Recently, I had to prove that I’d written 300,000 words myself. Why? I’m now a qualified member of the UK Institute of Translation and Interpreting (MITI) for all my three source languages: Finnish, German and Polish into English. If you translate into or out of the “big four” languages, or FIGS (French, Italian, German and Spanish), you qualify as a member by doing an exam. The assessment is as close as possible to a real translation assignment. You get a text, a couple of days to research and translate it, and then you submit it, with a commentary explaining your decisions. I did this for German into English years ago, and now I assess other translators’ assignments. But if your working language is not so easy to study in the UK, there are not enough assessors to mark the exam. Helping with assessment was my motivation to qualify as a MITI in two “smaller” languages (Finnish and Polish). That process was different: I had to gather a portfolio of evidence about my translation work. But if I say I’ve translated something, how can they know it was me? It should be easy enough, when translators are named. While my name is in the published books I’ve translated, for other texts, we don’t always know the translator. The author or publisher of that writing might not acknowledge their work. Or the translator might not be able to say, if the document is confidential.

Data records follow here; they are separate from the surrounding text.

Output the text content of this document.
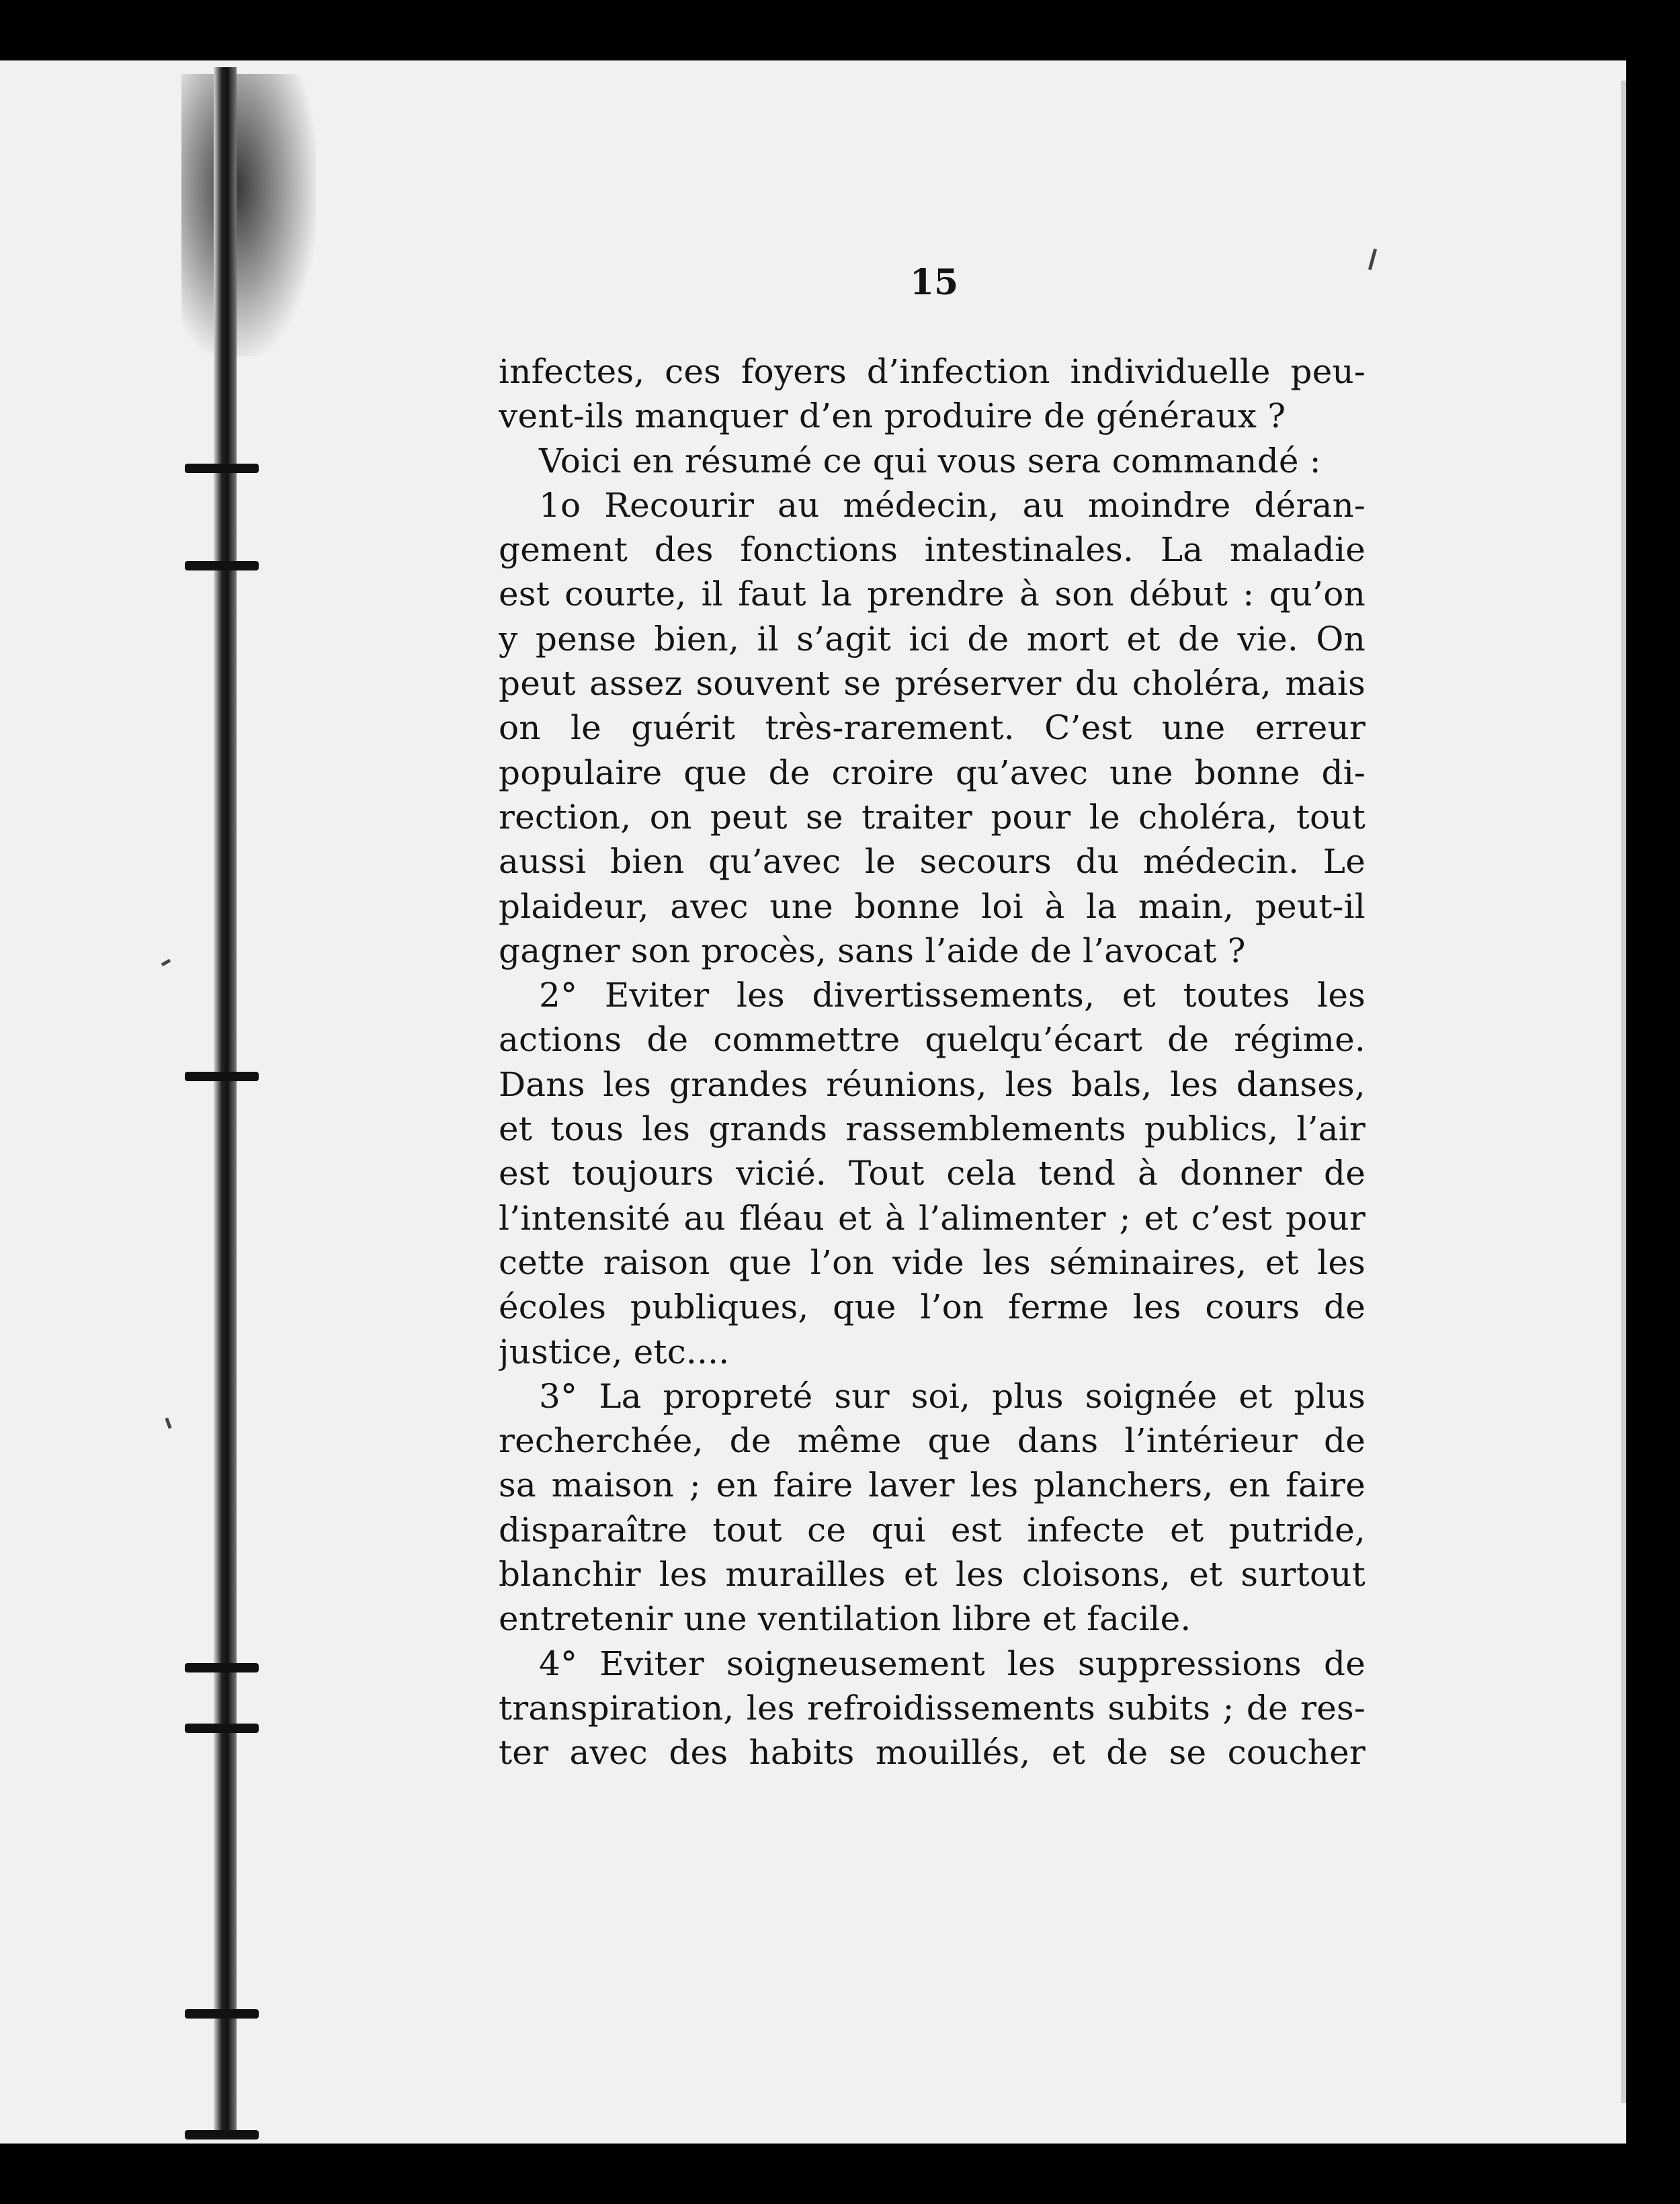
15
infectes, ces foyers d’infection individuelle peu-
vent-ils manquer d’en produire de généraux ?
Voici en résumé ce qui vous sera commandé :
1o Recourir au médecin, au moindre déran-
gement des fonctions intestinales. La maladie
est courte, il faut la prendre à son début : qu’on
y pense bien, il s’agit ici de mort et de vie. On
peut assez souvent se préserver du choléra, mais
on le guérit très-rarement. C’est une erreur
populaire que de croire qu’avec une bonne di-
rection, on peut se traiter pour le choléra, tout
aussi bien qu’avec le secours du médecin. Le
plaideur, avec une bonne loi à la main, peut-il
gagner son procès, sans l’aide de l’avocat ?
2° Eviter les divertissements, et toutes les
actions de commettre quelqu’écart de régime.
Dans les grandes réunions, les bals, les danses,
et tous les grands rassemblements publics, l’air
est toujours vicié. Tout cela tend à donner de
l’intensité au fléau et à l’alimenter ; et c’est pour
cette raison que l’on vide les séminaires, et les
écoles publiques, que l’on ferme les cours de
justice, etc....
3° La propreté sur soi, plus soignée et plus
recherchée, de même que dans l’intérieur de
sa maison ; en faire laver les planchers, en faire
disparaître tout ce qui est infecte et putride,
blanchir les murailles et les cloisons, et surtout
entretenir une ventilation libre et facile.
4° Eviter soigneusement les suppressions de
transpiration, les refroidissements subits ; de res-
ter avec des habits mouillés, et de se coucher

Proving it was you is getting difficult for other kinds of writers. A few weeks ago Lizzie Wolkovich explained in Nature how a journal wrongly accused her of using ChatGPT to write a research paper. It works the other way too; large language models are using authors’ work without their consent, breaching copyright. In its response to this issue, the UK Society of Authors is clear that “machines cannot be authors. Our copyright regime relies on concepts of human originality and skill and labour. Only humans can create and receive copyright protection.” The Russell Group universities in the UK have come up with very broad principles on the use of generative AI in higher education. They raise ethical concerns and make a commitment “to ensure that academic rigour and integrity is upheld.” In such a fast-changing field, the practical policy is much harder work.
If you write yourself, assess people’s writing, or help others to write better, I’m sure you’ve been thinking about this. I have, too, with my editor and translator colleagues, and the academics I work with. We’ve been talking about how machines affect human writing at writing retreats, on training courses, and in committee meetings. While some have already had more than enough of it, the conversation is only beginning. Shaping policy is hard work – but exciting. We can prove the value of human originality and skill and labour. When you write, you should be able to prove it.